マリリン

永遠と一日のマリリンのレビュー・感想・評価

永遠と一日(1998年製作の映画)
3.0
【おじさんと男の子】
◉1998年度カンヌ国際映画祭パルム・ドール受賞。
友達に起こされてこっそりと家を抜け出し、海に飛び込む少年。そして、寒々しいギリシャを背景に、何やら憂い漂う男性。主人公の過去と現在、そして回想が交互に行き交う。死を覚悟した彼のセンチメンタルさとノスタルジーさが違和感なく時空を超えていくので混乱しない。幻想のようだけれども、ファンタジーではないのが良い。

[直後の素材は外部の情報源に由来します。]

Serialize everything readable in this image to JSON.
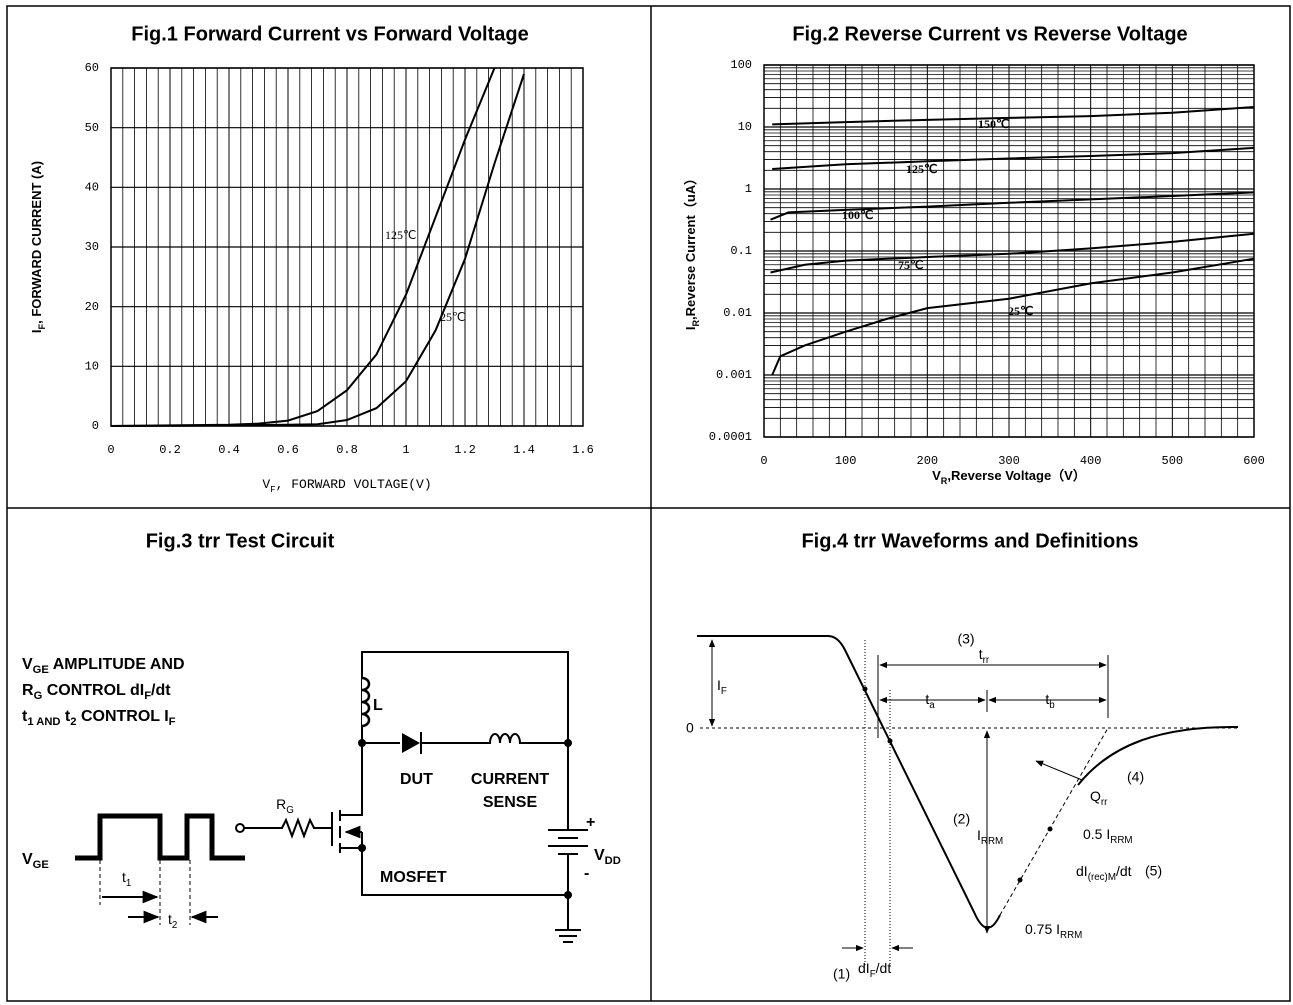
{
  "chart_data": [
    {
      "type": "line",
      "title": "Fig.1  Forward Current vs Forward Voltage",
      "x_label": [
        {
          "t": "V"
        },
        {
          "t": "F",
          "sub": true
        },
        {
          "t": ", FORWARD VOLTAGE(V)"
        }
      ],
      "y_label": [
        {
          "t": "I"
        },
        {
          "t": "F",
          "sub": true
        },
        {
          "t": ", FORWARD  CURRENT (A)"
        }
      ],
      "xlim": [
        0,
        1.6
      ],
      "xticks": [
        0,
        0.2,
        0.4,
        0.6,
        0.8,
        1,
        1.2,
        1.4,
        1.6
      ],
      "ylim": [
        0,
        60
      ],
      "yticks": [
        0,
        10,
        20,
        30,
        40,
        50,
        60
      ],
      "grid": true,
      "minor_x_per_tick": 5,
      "series": [
        {
          "name": "125℃",
          "color": "#000000",
          "x": [
            0,
            0.2,
            0.4,
            0.5,
            0.6,
            0.7,
            0.8,
            0.9,
            1.0,
            1.1,
            1.2,
            1.3
          ],
          "values": [
            0,
            0.1,
            0.2,
            0.4,
            0.9,
            2.5,
            6,
            12,
            22,
            35,
            48,
            60
          ]
        },
        {
          "name": "25℃",
          "color": "#000000",
          "x": [
            0,
            0.2,
            0.4,
            0.6,
            0.7,
            0.8,
            0.9,
            1.0,
            1.1,
            1.2,
            1.3,
            1.4
          ],
          "values": [
            0,
            0.05,
            0.1,
            0.2,
            0.3,
            1,
            3,
            7.5,
            16,
            28,
            44,
            59
          ]
        }
      ]
    },
    {
      "type": "line",
      "title": "Fig.2  Reverse Current vs Reverse Voltage",
      "x_label": [
        {
          "t": "V"
        },
        {
          "t": "R",
          "sub": true
        },
        {
          "t": ",Reverse Voltage（V）"
        }
      ],
      "y_label": [
        {
          "t": "I"
        },
        {
          "t": "R",
          "sub": true
        },
        {
          "t": ",Reverse Current（uA）"
        }
      ],
      "xlim": [
        0,
        600
      ],
      "xticks": [
        0,
        100,
        200,
        300,
        400,
        500,
        600
      ],
      "ylim": [
        0.0001,
        100
      ],
      "yticks": [
        0.0001,
        0.001,
        0.01,
        0.1,
        1,
        10,
        100
      ],
      "yscale": "log",
      "grid": true,
      "minor_x_per_tick": 5,
      "series": [
        {
          "name": "150℃",
          "color": "#000000",
          "x": [
            10,
            100,
            200,
            300,
            400,
            500,
            600
          ],
          "values": [
            11,
            12,
            13,
            14,
            15,
            17,
            21
          ]
        },
        {
          "name": "125℃",
          "color": "#000000",
          "x": [
            10,
            100,
            200,
            300,
            400,
            500,
            600
          ],
          "values": [
            2.1,
            2.5,
            2.8,
            3.1,
            3.4,
            3.8,
            4.6
          ]
        },
        {
          "name": "100℃",
          "color": "#000000",
          "x": [
            8,
            30,
            100,
            200,
            300,
            400,
            500,
            600
          ],
          "values": [
            0.32,
            0.42,
            0.46,
            0.52,
            0.6,
            0.68,
            0.77,
            0.88
          ]
        },
        {
          "name": "75℃",
          "color": "#000000",
          "x": [
            8,
            50,
            100,
            200,
            300,
            400,
            500,
            600
          ],
          "values": [
            0.045,
            0.06,
            0.07,
            0.08,
            0.09,
            0.11,
            0.14,
            0.19
          ]
        },
        {
          "name": "25℃",
          "color": "#000000",
          "x": [
            10,
            20,
            50,
            100,
            150,
            200,
            300,
            400,
            500,
            600
          ],
          "values": [
            0.001,
            0.002,
            0.003,
            0.005,
            0.008,
            0.012,
            0.017,
            0.03,
            0.045,
            0.075
          ]
        }
      ]
    }
  ],
  "figure3": {
    "title": "Fig.3  trr Test Circuit",
    "notes": [
      [
        {
          "t": "V"
        },
        {
          "t": "GE",
          "sub": true
        },
        {
          "t": " AMPLITUDE AND"
        }
      ],
      [
        {
          "t": "R"
        },
        {
          "t": "G",
          "sub": true
        },
        {
          "t": " CONTROL dI"
        },
        {
          "t": "F",
          "sub": true
        },
        {
          "t": "/dt"
        }
      ],
      [
        {
          "t": "t"
        },
        {
          "t": "1 AND",
          "sub": true
        },
        {
          "t": " t"
        },
        {
          "t": "2",
          "sub": true
        },
        {
          "t": " CONTROL I"
        },
        {
          "t": "F",
          "sub": true
        }
      ]
    ],
    "inductor": "L",
    "dut": "DUT",
    "sense": [
      "CURRENT",
      "SENSE"
    ],
    "gate_resistor": [
      {
        "t": "R"
      },
      {
        "t": "G",
        "sub": true
      }
    ],
    "gate_signal": [
      {
        "t": "V"
      },
      {
        "t": "GE",
        "sub": true
      }
    ],
    "switch": "MOSFET",
    "supply": [
      {
        "t": "V"
      },
      {
        "t": "DD",
        "sub": true
      }
    ],
    "plus": "+",
    "minus": "-",
    "t1": [
      {
        "t": "t"
      },
      {
        "t": "1",
        "sub": true
      }
    ],
    "t2": [
      {
        "t": "t"
      },
      {
        "t": "2",
        "sub": true
      }
    ]
  },
  "figure4": {
    "title": "Fig.4 trr Waveforms and Definitions",
    "forward_current": [
      {
        "t": "I"
      },
      {
        "t": "F",
        "sub": true
      }
    ],
    "zero": "0",
    "trr_marker": "(3)",
    "trr": [
      {
        "t": "t"
      },
      {
        "t": "rr",
        "sub": true
      }
    ],
    "ta": [
      {
        "t": "t"
      },
      {
        "t": "a",
        "sub": true
      }
    ],
    "tb": [
      {
        "t": "t"
      },
      {
        "t": "b",
        "sub": true
      }
    ],
    "irrm_marker": "(2)",
    "irrm": [
      {
        "t": "I"
      },
      {
        "t": "RRM",
        "sub": true
      }
    ],
    "qrr": [
      {
        "t": "Q"
      },
      {
        "t": "rr",
        "sub": true
      }
    ],
    "qrr_marker": "(4)",
    "half_irrm": [
      {
        "t": "0.5 I"
      },
      {
        "t": "RRM",
        "sub": true
      }
    ],
    "slope_rec": [
      {
        "t": "dI"
      },
      {
        "t": "(rec)M",
        "sub": true
      },
      {
        "t": "/dt"
      }
    ],
    "slope_rec_marker": "(5)",
    "three_quarter_irrm": [
      {
        "t": "0.75 I"
      },
      {
        "t": "RRM",
        "sub": true
      }
    ],
    "slope_marker": "(1)",
    "slope": [
      {
        "t": "dI"
      },
      {
        "t": "F",
        "sub": true
      },
      {
        "t": "/dt"
      }
    ]
  }
}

現実の世界では、少年たちが赤信号で止まった車に群がって窓拭きで小銭を稼いでいて、ギリシャという国の暗い側面を表現している。その集団の中で黄色いジャンパーを着た男の子はひょんなことから主人公と時間を共にするようになるけれど、ニコッと笑ったり、走って抱きついてきたり、まだあどけない子供である。彼は孤児として生きていく覚悟をしているかのように見えるけれど、主人公との出会いによって「大人に頼る」ことを知ってしまったらしい。一方、主人公もこの少年との出会いで抑えていたものが爆発する。おじさんが子供に「一緒にいてくれ!」なんてなかなか言えないのに、夜の道路で叫ぶ姿はとても人間らしいと感じた。